Michela Mingione (University of Tor Vergata)

This paper aims at reconciling corporate branding perspectives using the co-evolutionary approach as a meta-conceptual basis. In particular, in considering the managerial-driven and stakeholder-driven perspectives dominating the corporate branding field of research, we provide a multilevel analysis of corporate brand constituents and explore the brand power relationships highlighting differences between perspectives. We offer an integrated framework proposing the Brand Power Relationship Model, then where the Co-Evolutionary Brand, amongst the other proposed typologies of brands (i.e., None’s Brand, Managers’ Brand, and Stakeholders’ Brand) reconciles the managerial and stakeholder-based perspectives, taking into consideration the driving power of both managers and stakeholders. Case histories have been provided for each brand typology (i.e., Kodak, Facebook and LEGO). We finally discuss the findings, proposing that brands can successfully co-create their value and meanings only if managers and stakeholders co-evolve over time.

Viral Ice Buckets: A Memetic Perspective on the ALS Ice Bucket Challenge’s Diffusion
Theresa Knausberg (University of Hohenheim), Matthias Mueller (University of Hohenheim), Michael P. Schlaile (University of Hohenheim) and Johannes Zeman (University of Stuttgart)
This paper presents a memetic perspective on the ALS Ice Bucket Challenge. More specifically, the paper contributes to applied memetics by shedding light on endogenous (meme-related) as well as exogenous (structural) properties that have influenced the Ice Bucket Challenge’s diffusion. In the first pillar, we present a (descriptive) memetic analysis of the diffusion pattern, including an evaluation of the Ice Bucket Challenge according to memetic criteria for successful replication. In the second pillar, we present an agent-based simulation model designed to analyze the influence of structural properties of the underlying social network on the Ice Bucket Challenge’s diffusion. Our findings are in line with previous literature that stresses the importance of the degree distribution. The paper concludes with implications derived from our analyses that may be useful for future viral marketing campaigns aimed at raising awareness and funds for a good cause.

Teaching Graduate Entrepreneurs to Evolve; From Increased Self-efficacy to Start-up

Dermot Breslin (University of Sheffield)

This paper reports findings from a 2-year entreprise education study, in which a cohort of undergraduate business management students was taught to interpret the start-up process as an evolutionary journey. Drawing on key principles of Generalized Darwinism, the discovery and exploitation of opportunities was simplified through the mechanisms of variation-selection-retention of ideas and skills respectively. As the students ‘learned to evolve’, self-belief and confidence in their ideas and abilities increased over the course of the module. Alongside this increase in self-efficacy, there was a significant increase in the number of start-ups (18% of the cohort). It was further seen that as participants adopting this evolutionary perspective, they increasingly focused changes made to their ideas on marketing-related issues (e.g. identifying target market, market research etc). The more the individual focused on marketing as a source of change, the better the improvement in quality of the idea.

Time-Related Effects of Entrepreneurship education on Entrepreneurial Intentions: An Evolutionary Approach

Dung Pham (Eastern International University, Paul Jones (Coventry University), and Stephen Dobson (Coventry University)

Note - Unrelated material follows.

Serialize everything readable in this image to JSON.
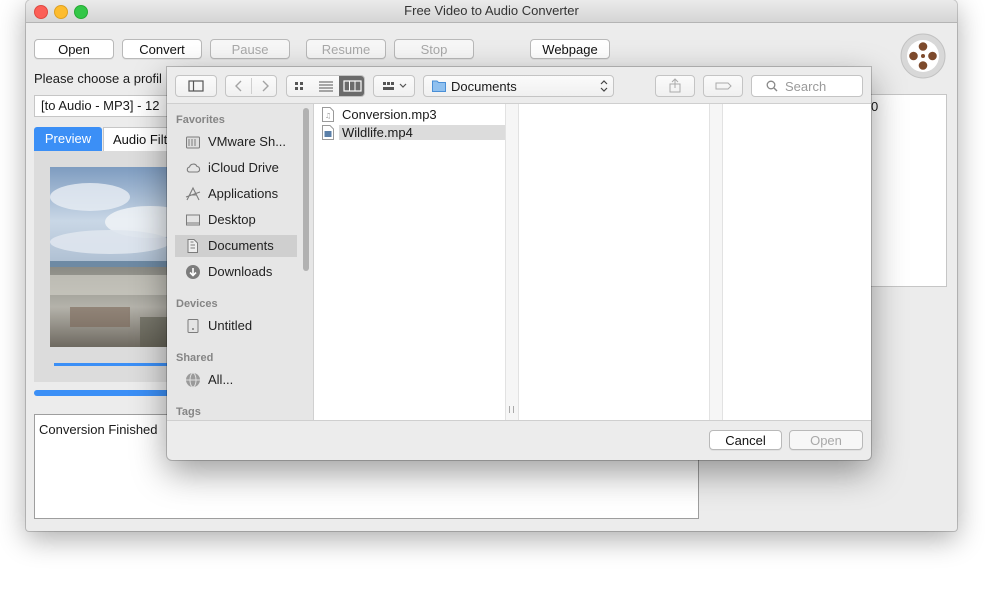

Entrepreneurship education (EE) continues to grow in prominence with scholars advocating its positive relationship with entrepreneurial intention (EI). The availability of entrepreneurship courses acts as an influencer of attitudinal factors in forming EI. Although extant research has considered entrepreneurial cognition amongst students, factors that determine the longitudinal evolution of intention remain unclear, thus significantly reducing the potential to observe the “process” nature of entrepreneurship over time. This study evaluates how EE exerts influence on the temporal stability in EI, highlighting several conscious/unconscious intentions and behaviours invoked by confirmatory bias. By adopting an evolutionary approach to entrepreneurship, the study derives a cognitive model of EI, which considers temporal, environmental and individual factors. The generic model highlights the need to embrace an amalgamation of multiple anticipatory and adaptive intentions and subsequent behaviours in the process of making sense of, forming and preserving EI. This model is applied to 389 students from Vietnam. The results indicate subjective histories of success (SHS) and entrepreneurial identity aspiration (EIA) are factors that subconsciously influence EI in students. The findings contribute to the theories of EI and provide practical implications on EE, while calling for further work on the stability of EI, especially from a cognitive and evolutionary perspective.